I live in the Oltrarno neighborhood and I’m proud of living there. But having to choose one place in particular, I say Ponte Santa Trinita, the most beautiful bridge in the world, first and foremost because it’s a female bridge, both in name and shape. This bridge is so important to me that in one of my shows, L’uomo rondine, I tell about when the withdrawing German troops had to use five blocks of TNT to knock it down and only at the fifth attempt did they succeed, with the bridge collapsing into the Arno river. It was rebuilt exactly as it was originally. That is my place, which even helped me through the lockdown when, on my way back from the grocery store, I used to stop there to bask in the sun for a few moments.
In 2019, you created a space in town devoted to acting.
The Acting Class, on Via dei villani, in the Tasso area. A training ground for actors and actresses. I don’t teach acting, because I believe that acting is not something you teach, but rather extract. What I really wanted to create was a place where kids could train and where I could pass on my experience to them. That is what really counts: handing over to the younger generation. This is also the place where the first short film I directed was born, Madonne, which was secretly filmed on Florence’s tramway, two beautiful girls kissing. I’m now working on my second short film.

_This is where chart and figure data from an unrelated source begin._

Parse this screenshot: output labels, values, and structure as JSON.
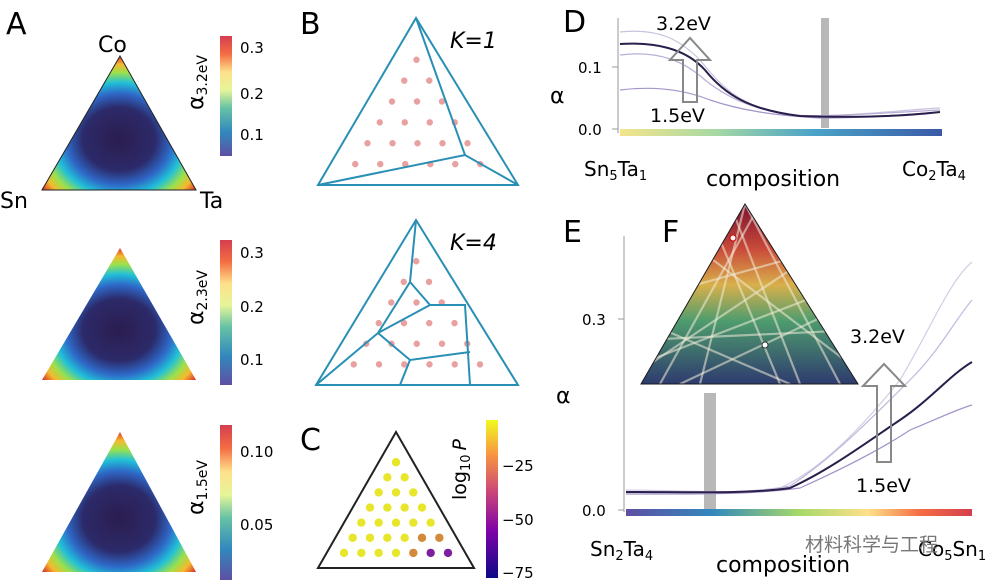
{
  "panels": {
    "A": {
      "letter": "A",
      "vertices": {
        "top": "Co",
        "left": "Sn",
        "right": "Ta"
      },
      "colorbars": [
        {
          "label": "α",
          "sub": "3.2eV",
          "ticks": [
            "0.3",
            "0.2",
            "0.1"
          ]
        },
        {
          "label": "α",
          "sub": "2.3eV",
          "ticks": [
            "0.3",
            "0.2",
            "0.1"
          ]
        },
        {
          "label": "α",
          "sub": "1.5eV",
          "ticks": [
            "0.10",
            "0.05"
          ]
        }
      ]
    },
    "B": {
      "letter": "B",
      "k1": "K=1",
      "k4": "K=4"
    },
    "C": {
      "letter": "C",
      "cbar_label": "log",
      "cbar_sub": "10",
      "cbar_var": "P",
      "ticks": [
        "−25",
        "−50",
        "−75"
      ]
    },
    "D": {
      "letter": "D",
      "ylabel": "α",
      "yticks": [
        "0.1",
        "0.0"
      ],
      "arrow_top": "3.2eV",
      "arrow_bottom": "1.5eV",
      "x_left": "Sn",
      "x_left_s1": "5",
      "x_left_m": "Ta",
      "x_left_s2": "1",
      "xlabel": "composition",
      "x_right": "Co",
      "x_right_s1": "2",
      "x_right_m": "Ta",
      "x_right_s2": "4"
    },
    "E": {
      "letter": "E",
      "ylabel": "α",
      "yticks": [
        "0.3",
        "0.0"
      ],
      "arrow_top": "3.2eV",
      "arrow_bottom": "1.5eV",
      "x_left": "Sn",
      "x_left_s1": "2",
      "x_left_m": "Ta",
      "x_left_s2": "4",
      "xlabel": "composition",
      "x_right": "Co",
      "x_right_s1": "5",
      "x_right_m": "Sn",
      "x_right_s2": "1"
    },
    "F": {
      "letter": "F"
    }
  },
  "watermark": "材料科学与工程",
  "colors": {
    "edge": "#2a8fb5",
    "dot": "#e8a0a0",
    "gray_band": "#b8b8b8"
  }
}
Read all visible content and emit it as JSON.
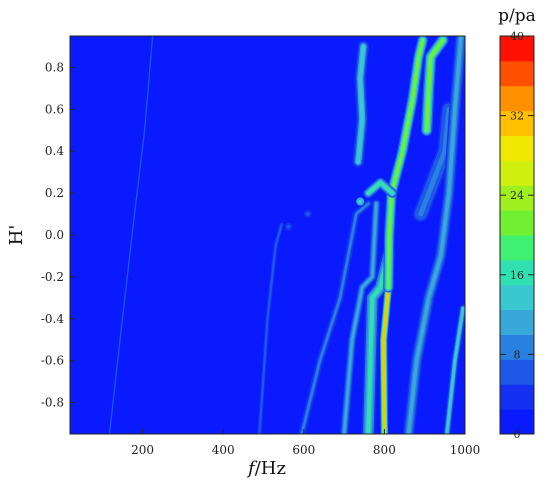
{
  "chart_data": {
    "type": "heatmap",
    "title": "",
    "xlabel": {
      "italic": "f",
      "rest": "/Hz"
    },
    "ylabel": "H'",
    "xlim": [
      20,
      1000
    ],
    "ylim": [
      -0.95,
      0.95
    ],
    "xticks": [
      200,
      400,
      600,
      800,
      1000
    ],
    "yticks": [
      0.8,
      0.6,
      0.4,
      0.2,
      0.0,
      -0.2,
      -0.4,
      -0.6,
      -0.8
    ],
    "ytick_labels": [
      "0.8",
      "0.6",
      "0.4",
      "0.2",
      "0.0",
      "-0.2",
      "-0.4",
      "-0.6",
      "-0.8"
    ],
    "colorbar": {
      "title": "p/pa",
      "range": [
        0,
        40
      ],
      "ticks": [
        0,
        8,
        16,
        24,
        32,
        40
      ],
      "tick_labels": [
        "0",
        "8",
        "16",
        "24",
        "32",
        "40"
      ],
      "colors": [
        "#0a1aff",
        "#1430f0",
        "#1e58e8",
        "#2a80e0",
        "#38a8d8",
        "#3ac8d0",
        "#30e0b0",
        "#40f070",
        "#70f030",
        "#a0f020",
        "#d0f010",
        "#f0e800",
        "#ffc000",
        "#ff9000",
        "#ff5000",
        "#ff1000"
      ]
    },
    "background_value": 1,
    "ridges": [
      {
        "name": "",
        "width_hz": 3,
        "value": 6,
        "points": [
          [
            118,
            -0.95
          ],
          [
            150,
            -0.4
          ],
          [
            180,
            0.1
          ],
          [
            205,
            0.5
          ],
          [
            225,
            0.95
          ]
        ]
      },
      {
        "name": "",
        "width_hz": 8,
        "value": 7,
        "points": [
          [
            490,
            -0.95
          ],
          [
            510,
            -0.4
          ],
          [
            530,
            -0.05
          ],
          [
            545,
            0.05
          ]
        ]
      },
      {
        "name": "",
        "width_hz": 14,
        "value": 8,
        "points": [
          [
            595,
            -0.95
          ],
          [
            640,
            -0.6
          ],
          [
            690,
            -0.3
          ],
          [
            730,
            0.1
          ],
          [
            760,
            0.15
          ]
        ]
      },
      {
        "name": "",
        "width_hz": 16,
        "value": 10,
        "points": [
          [
            700,
            -0.95
          ],
          [
            720,
            -0.5
          ],
          [
            745,
            -0.25
          ],
          [
            770,
            -0.2
          ],
          [
            780,
            0.15
          ]
        ]
      },
      {
        "name": "",
        "width_hz": 22,
        "value": 13,
        "points": [
          [
            735,
            0.35
          ],
          [
            745,
            0.55
          ],
          [
            740,
            0.75
          ],
          [
            748,
            0.9
          ]
        ]
      },
      {
        "name": "",
        "width_hz": 26,
        "value": 16,
        "points": [
          [
            760,
            -0.95
          ],
          [
            770,
            -0.3
          ],
          [
            790,
            -0.25
          ],
          [
            810,
            -0.1
          ]
        ]
      },
      {
        "name": "",
        "width_hz": 14,
        "value": 30,
        "points": [
          [
            800,
            -0.95
          ],
          [
            798,
            -0.5
          ],
          [
            810,
            -0.25
          ]
        ]
      },
      {
        "name": "",
        "width_hz": 20,
        "value": 22,
        "points": [
          [
            810,
            -0.25
          ],
          [
            812,
            0.0
          ],
          [
            818,
            0.2
          ],
          [
            845,
            0.4
          ],
          [
            870,
            0.65
          ],
          [
            885,
            0.85
          ],
          [
            895,
            0.93
          ]
        ]
      },
      {
        "name": "",
        "width_hz": 18,
        "value": 17,
        "points": [
          [
            820,
            0.2
          ],
          [
            790,
            0.25
          ],
          [
            760,
            0.2
          ]
        ]
      },
      {
        "name": "",
        "width_hz": 22,
        "value": 20,
        "points": [
          [
            905,
            0.5
          ],
          [
            910,
            0.7
          ],
          [
            915,
            0.85
          ],
          [
            945,
            0.93
          ]
        ]
      },
      {
        "name": "",
        "width_hz": 30,
        "value": 9,
        "points": [
          [
            890,
            0.1
          ],
          [
            920,
            0.25
          ],
          [
            950,
            0.4
          ],
          [
            960,
            0.6
          ]
        ]
      },
      {
        "name": "",
        "width_hz": 22,
        "value": 11,
        "points": [
          [
            860,
            -0.95
          ],
          [
            880,
            -0.6
          ],
          [
            910,
            -0.3
          ],
          [
            940,
            -0.1
          ],
          [
            960,
            0.2
          ],
          [
            975,
            0.6
          ],
          [
            990,
            0.95
          ]
        ]
      },
      {
        "name": "",
        "width_hz": 14,
        "value": 13,
        "points": [
          [
            955,
            -0.95
          ],
          [
            975,
            -0.6
          ],
          [
            995,
            -0.35
          ]
        ]
      }
    ],
    "spots": [
      {
        "x": 562,
        "y": 0.04,
        "value": 7
      },
      {
        "x": 610,
        "y": 0.1,
        "value": 7
      },
      {
        "x": 740,
        "y": 0.16,
        "value": 17
      }
    ],
    "grid": false,
    "legend": "colorbar-right"
  }
}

Where will we be seeing you next?
I’m currently busy with Non mi lasciare, starring Vittoria Puccini, by Ciro Visco. Then I’ll be starring in the new film by Spanish director Paola Ortiz, alongside Liev Schreiber, Matilda De Angelis and Sabrina Impacciatore, Across The River And Into The Trees. I also have a Netflix movie coming up, Robbing Mussolini, by Renato De Maria. In addition, of course, to my Tutto&Nulla and Fiabe shows, which I plan to resume as soon as possible. I’m also busy writing some new theater works. I fell in love again with Robert Louis Stevenson’s Treasure Island and its main character, Long John Silver. I would enjoy playing a pirate and, after all, the word “crew” can refer to either a stage crew or ship’s crew, and the theater stage, with its ropes and wooden flooring, looks very much like a ship, while the sea represents the endless emotions we strive to convey on stage.